Thursday, November 15, 2012

QUICK TAKE REVIEW Silence is Not Always Golden By Beverly Creasey

Chaim Potok’s novel, THE CHOSEN, has been adapted into a play, a movie, even a Broadway musical. The dramatic version up at the Lyric Stage (through November 17th) was adapted by Potok himself and Aaron Posner. The author uses the past participle in his story (as in God’s Chosen People) to address choices: The disastrous choices made by nations to ignore what was happening in Germany; and personal choices that parents make in rearing their children, specifically the unfortunate choice one father makes to shut out his son---and the loving way another chooses to nurture his.

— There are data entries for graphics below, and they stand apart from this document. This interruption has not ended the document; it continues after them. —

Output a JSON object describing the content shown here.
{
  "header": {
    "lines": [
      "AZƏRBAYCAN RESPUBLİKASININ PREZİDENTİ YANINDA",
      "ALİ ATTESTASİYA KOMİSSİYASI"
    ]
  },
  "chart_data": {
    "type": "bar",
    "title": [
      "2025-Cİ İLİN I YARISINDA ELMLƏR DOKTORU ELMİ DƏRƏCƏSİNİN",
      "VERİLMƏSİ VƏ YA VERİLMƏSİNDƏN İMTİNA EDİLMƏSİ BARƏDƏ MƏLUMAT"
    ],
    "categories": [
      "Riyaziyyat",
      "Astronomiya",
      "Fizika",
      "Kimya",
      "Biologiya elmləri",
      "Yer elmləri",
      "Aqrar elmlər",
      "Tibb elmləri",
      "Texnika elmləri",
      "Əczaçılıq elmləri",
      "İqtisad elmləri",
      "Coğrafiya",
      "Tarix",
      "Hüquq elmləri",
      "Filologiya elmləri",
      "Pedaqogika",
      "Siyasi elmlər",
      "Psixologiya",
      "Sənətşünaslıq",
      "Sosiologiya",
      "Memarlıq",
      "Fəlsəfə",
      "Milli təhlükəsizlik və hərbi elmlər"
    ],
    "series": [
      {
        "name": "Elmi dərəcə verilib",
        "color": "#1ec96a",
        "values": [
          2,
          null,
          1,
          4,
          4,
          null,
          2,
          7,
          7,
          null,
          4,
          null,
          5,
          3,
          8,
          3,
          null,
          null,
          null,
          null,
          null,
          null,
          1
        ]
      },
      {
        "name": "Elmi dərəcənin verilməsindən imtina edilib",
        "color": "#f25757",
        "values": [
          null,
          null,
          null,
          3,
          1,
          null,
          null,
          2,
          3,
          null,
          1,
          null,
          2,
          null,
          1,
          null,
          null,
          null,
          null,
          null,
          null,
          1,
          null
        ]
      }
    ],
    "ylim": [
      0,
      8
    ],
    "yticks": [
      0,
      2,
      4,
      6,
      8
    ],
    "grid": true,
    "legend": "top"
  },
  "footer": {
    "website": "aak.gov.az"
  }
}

It’s ironic that the spiritual leader of his Hasidic community (Joel Colodner in a magnificent performance) in 1940s Brooklyn should give his son the silent treatment (he says, to teach him humility) when the silence of world leaders who knew about the Holocaust had such dire consequences. Luke Murtha plays his wounded son with such gentle sadness that our hearts go out to him, despite the fact that he brains another boy with a baseball in a game against students from a reformed Jewish neighborhood (whom the Hasidic spiritual leader calls “non-Jews”).

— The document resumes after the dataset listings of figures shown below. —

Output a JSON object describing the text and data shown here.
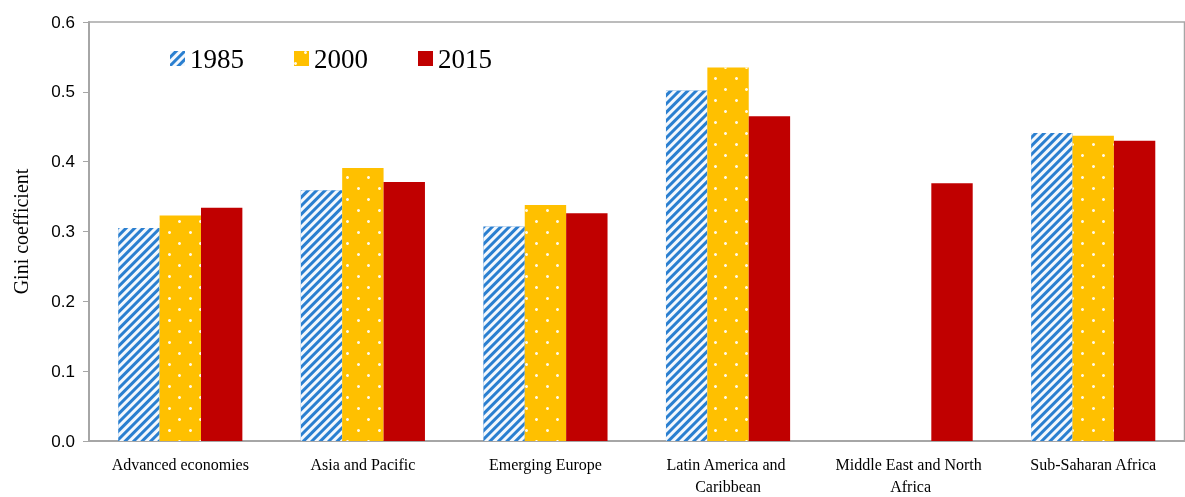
{
  "chart_data": {
    "type": "bar",
    "ylabel": "Gini coefficient",
    "categories": [
      "Advanced economies",
      "Asia and Pacific",
      "Emerging Europe",
      "Latin America and Caribbean",
      "Middle East and North Africa",
      "Sub-Saharan Africa"
    ],
    "series": [
      {
        "name": "1985",
        "color": "#2a7fd0",
        "values": [
          0.305,
          0.359,
          0.307,
          0.502,
          null,
          0.441
        ]
      },
      {
        "name": "2000",
        "color": "#ffc000",
        "values": [
          0.323,
          0.391,
          0.338,
          0.535,
          null,
          0.437
        ]
      },
      {
        "name": "2015",
        "color": "#c00000",
        "values": [
          0.334,
          0.371,
          0.326,
          0.465,
          0.369,
          0.43
        ]
      }
    ],
    "ylim": [
      0,
      0.6
    ],
    "yticks": [
      {
        "value": 0,
        "label": "0.0"
      },
      0.1,
      0.2,
      0.3,
      0.4,
      0.5,
      0.6
    ],
    "grid": false,
    "legend": "top left"
  }
}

Murtha’s and Zachary Eisenstat’s characters become fast friends, after apologies are offered and accepted. The play follows the boys from middle school through university, making important choices on their own. Daniel Gidron’s cast makes their small stories resonate large. Murtha and Eisenstat are delightfully yin and yang, learning from their differences. Charles Linshaw sometimes voices Eisenstat’s character as the narrator, which is a bit confusing at first until you absorb the conceit. Will McGarrahan gives the other father a warm, bemused personality, in contrast to the rabbi’s unyielding silence.